Na Revolução Industrial, período marcado por intensa inovação tecnológica, ocorria as grandes jornadas de trabalho, nas quais objetivavam a produção em larga escala em um tempo menor. De maneira análoga, as tecnologias correspondentes à sociedade contemporânea permitem o retorno dessas grandes jornadas, visando uma maior produção e desbancar a concorrência, agravado pela má educação acerca das consequências desse estilo de trabalho. Assim, é possível afirmar que as raízes históricas e a educação inadequada são os principais fatores para a exploração trabalhistas na sociedade moderna.

A princípio, o cantor Cazuza dizia que: “Eu vejo o futuro repetir o passado”. Nesse viés, é evidente que a ignorância acerca dos acontecimentos históricos favorecem o reaparecimento de atos extremamente negativos para os indivíduos, como é o caso da exploração trabalhista proveniente da Revolução Industrial,  pois a busca do lucro está enraizada no pensamento das pessoas, propiciando a formação de ações com esse princípio. Além disso, o sociólogo Max Weber afirmava que ações individuais impactavam diretamente na sociedade, acentuando as divisões das camadas sociais. Dessa forma, para que a exploração trabalhista contemporânea diminua, fez-se necessário o rompimento com o passado industrial e a melhoria das ações individuais.

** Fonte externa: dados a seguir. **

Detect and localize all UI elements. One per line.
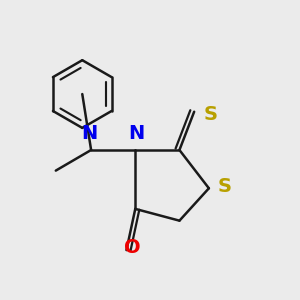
Text: O: O [124, 238, 141, 257]
Text: S: S [218, 177, 232, 196]
Text: N: N [129, 124, 145, 143]
Text: S: S [203, 105, 218, 124]
Text: N: N [82, 124, 98, 143]
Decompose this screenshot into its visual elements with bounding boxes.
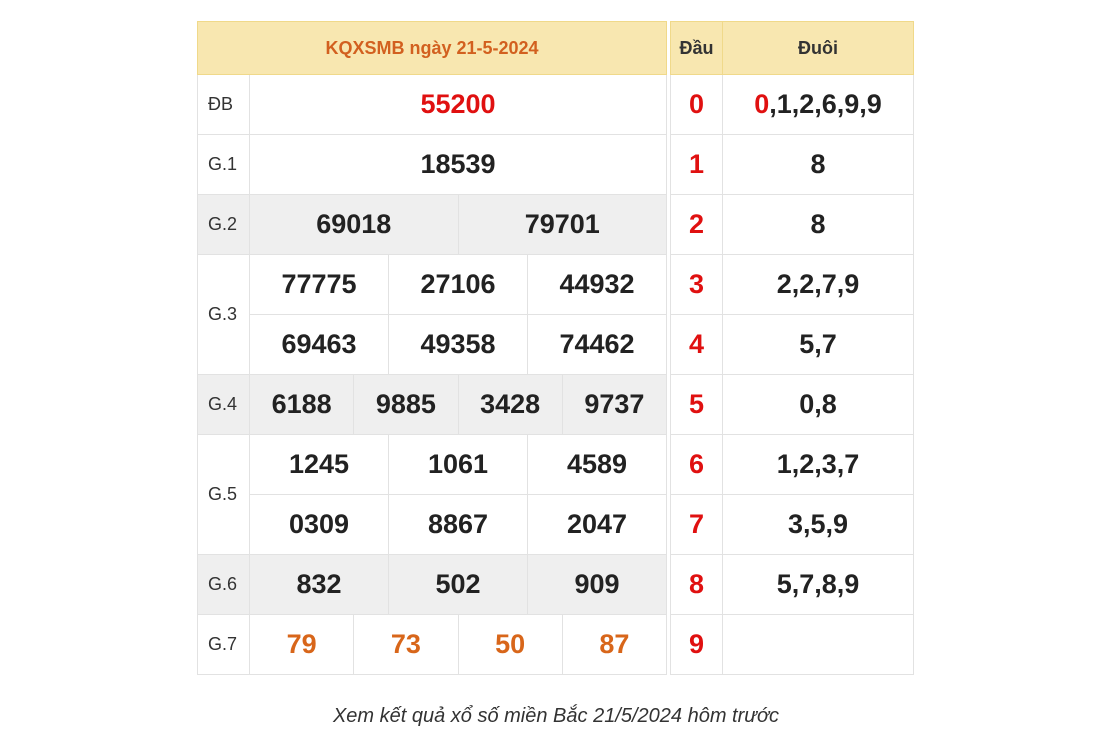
loto-tail-digits: 2,2,7,9 bbox=[722, 254, 914, 315]
prize-g3-number: 49358 bbox=[388, 314, 528, 375]
loto-tail-digits: 5,7,8,9 bbox=[722, 554, 914, 615]
prize-label-g3: G.3 bbox=[197, 254, 250, 375]
results-title: KQXSMB ngày 21-5-2024 bbox=[197, 21, 667, 75]
prize-g1-number: 18539 bbox=[249, 134, 667, 195]
prize-g5-number: 1245 bbox=[249, 434, 389, 495]
prize-label-db: ĐB bbox=[197, 74, 250, 135]
loto-tail-rest: ,1,2,6,9,9 bbox=[769, 89, 882, 119]
loto-table: Đầu Đuôi 0 0,1,2,6,9,9 1 8 2 8 3 2,2,7,9… bbox=[670, 21, 914, 675]
prize-g7-number: 79 bbox=[248, 614, 355, 675]
loto-head-digit: 2 bbox=[670, 194, 723, 255]
loto-tail-digits: 1,2,3,7 bbox=[722, 434, 914, 495]
loto-tail-digits: 0,1,2,6,9,9 bbox=[722, 74, 914, 135]
prize-label-g5: G.5 bbox=[197, 434, 250, 555]
results-table: KQXSMB ngày 21-5-2024 ĐB 55200 G.1 18539… bbox=[197, 21, 668, 675]
prize-g5-number: 2047 bbox=[527, 494, 667, 555]
prize-g4-number: 9737 bbox=[561, 374, 668, 435]
prize-label-g6: G.6 bbox=[197, 554, 250, 615]
prize-label-g4: G.4 bbox=[197, 374, 250, 435]
prize-g6-number: 502 bbox=[388, 554, 528, 615]
prize-g5-number: 4589 bbox=[527, 434, 667, 495]
prize-g3-number: 44932 bbox=[527, 254, 667, 315]
prize-g6-number: 909 bbox=[527, 554, 667, 615]
prize-g2-number: 79701 bbox=[457, 194, 667, 255]
loto-head-digit: 7 bbox=[670, 494, 723, 555]
loto-tail-digits bbox=[722, 614, 914, 675]
loto-tail-digits: 8 bbox=[722, 134, 914, 195]
loto-head-digit: 6 bbox=[670, 434, 723, 495]
loto-tail-label: Đuôi bbox=[722, 21, 914, 75]
prize-label-g7: G.7 bbox=[197, 614, 250, 675]
prize-g4-number: 3428 bbox=[457, 374, 563, 435]
prize-g7-number: 87 bbox=[561, 614, 668, 675]
image-caption: Xem kết quả xổ số miền Bắc 21/5/2024 hôm… bbox=[332, 705, 780, 727]
prize-g3-number: 77775 bbox=[249, 254, 389, 315]
loto-head-digit: 8 bbox=[670, 554, 723, 615]
loto-head-label: Đầu bbox=[670, 21, 723, 75]
prize-label-g2: G.2 bbox=[197, 194, 250, 255]
prize-g3-number: 74462 bbox=[527, 314, 667, 375]
prize-g5-number: 1061 bbox=[388, 434, 528, 495]
loto-head-digit: 0 bbox=[670, 74, 723, 135]
loto-head-digit: 4 bbox=[670, 314, 723, 375]
loto-tail-highlight: 0 bbox=[754, 89, 770, 119]
prize-g4-number: 9885 bbox=[353, 374, 459, 435]
prize-g3-number: 69463 bbox=[249, 314, 389, 375]
prize-label-g1: G.1 bbox=[197, 134, 250, 195]
prize-g7-number: 50 bbox=[457, 614, 563, 675]
prize-g7-number: 73 bbox=[353, 614, 459, 675]
prize-g3-number: 27106 bbox=[388, 254, 528, 315]
prize-g6-number: 832 bbox=[249, 554, 389, 615]
prize-g5-number: 8867 bbox=[388, 494, 528, 555]
prize-g4-number: 6188 bbox=[248, 374, 355, 435]
loto-head-digit: 9 bbox=[670, 614, 723, 675]
loto-head-digit: 1 bbox=[670, 134, 723, 195]
loto-tail-digits: 5,7 bbox=[722, 314, 914, 375]
loto-tail-digits: 3,5,9 bbox=[722, 494, 914, 555]
loto-head-digit: 3 bbox=[670, 254, 723, 315]
loto-tail-digits: 8 bbox=[722, 194, 914, 255]
loto-head-digit: 5 bbox=[670, 374, 723, 435]
prize-g5-number: 0309 bbox=[249, 494, 389, 555]
loto-tail-digits: 0,8 bbox=[722, 374, 914, 435]
special-prize-number: 55200 bbox=[249, 74, 667, 135]
prize-g2-number: 69018 bbox=[249, 194, 459, 255]
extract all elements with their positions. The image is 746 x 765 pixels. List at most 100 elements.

Outrossim, Nelson Mandela, ex-presidente da África do Sul, dizia que: “A educação é a arma mais poderosa que pode ser usada para mudar o mundo”. Nesse âmbito, é imprescindível o amparo educacional na formação do intelecto das pessoas, no qual é de extrema importância essa participação para evitar a influência de ideologias passadas e prejudiciais para o bem comum, visando um melhor aproveitamento de pensamentos históricos benéficos para a sociedade. Analogamente, o sociólogo Gilberto Freyre afirmava que: “O saber sem um fim social é o maior das futilidades”, com o objetivo de demonstrar a importância da aplicação da educação na sociedade. Desse modo, faz-se necessário o investimento em políticas educacionais, em prol do melhor aproveitamento do conhecimento.

Portanto, é perceptível que a Revolução Industrial deixou vertentes históricas na sociedade, agravadas pela má educação. Posto isso, o Ministério da Educação deve promover palestras de âmbito social, com o intuito de demonstrar as consequências passadas acarretadas pelas grandes jornadas de trabalho e a sua permanência na contemporaneidade, por meio de educadores e historiadores renomados, com o fito de ensinar um saber pautado na busca de uma regulamentação trabalhista descente para o bem coletivo. Ademais, essas palestras devem carregar o princípio das frases de Mandela e Freyre, que é a aplicação da educação como meio para a mudança social.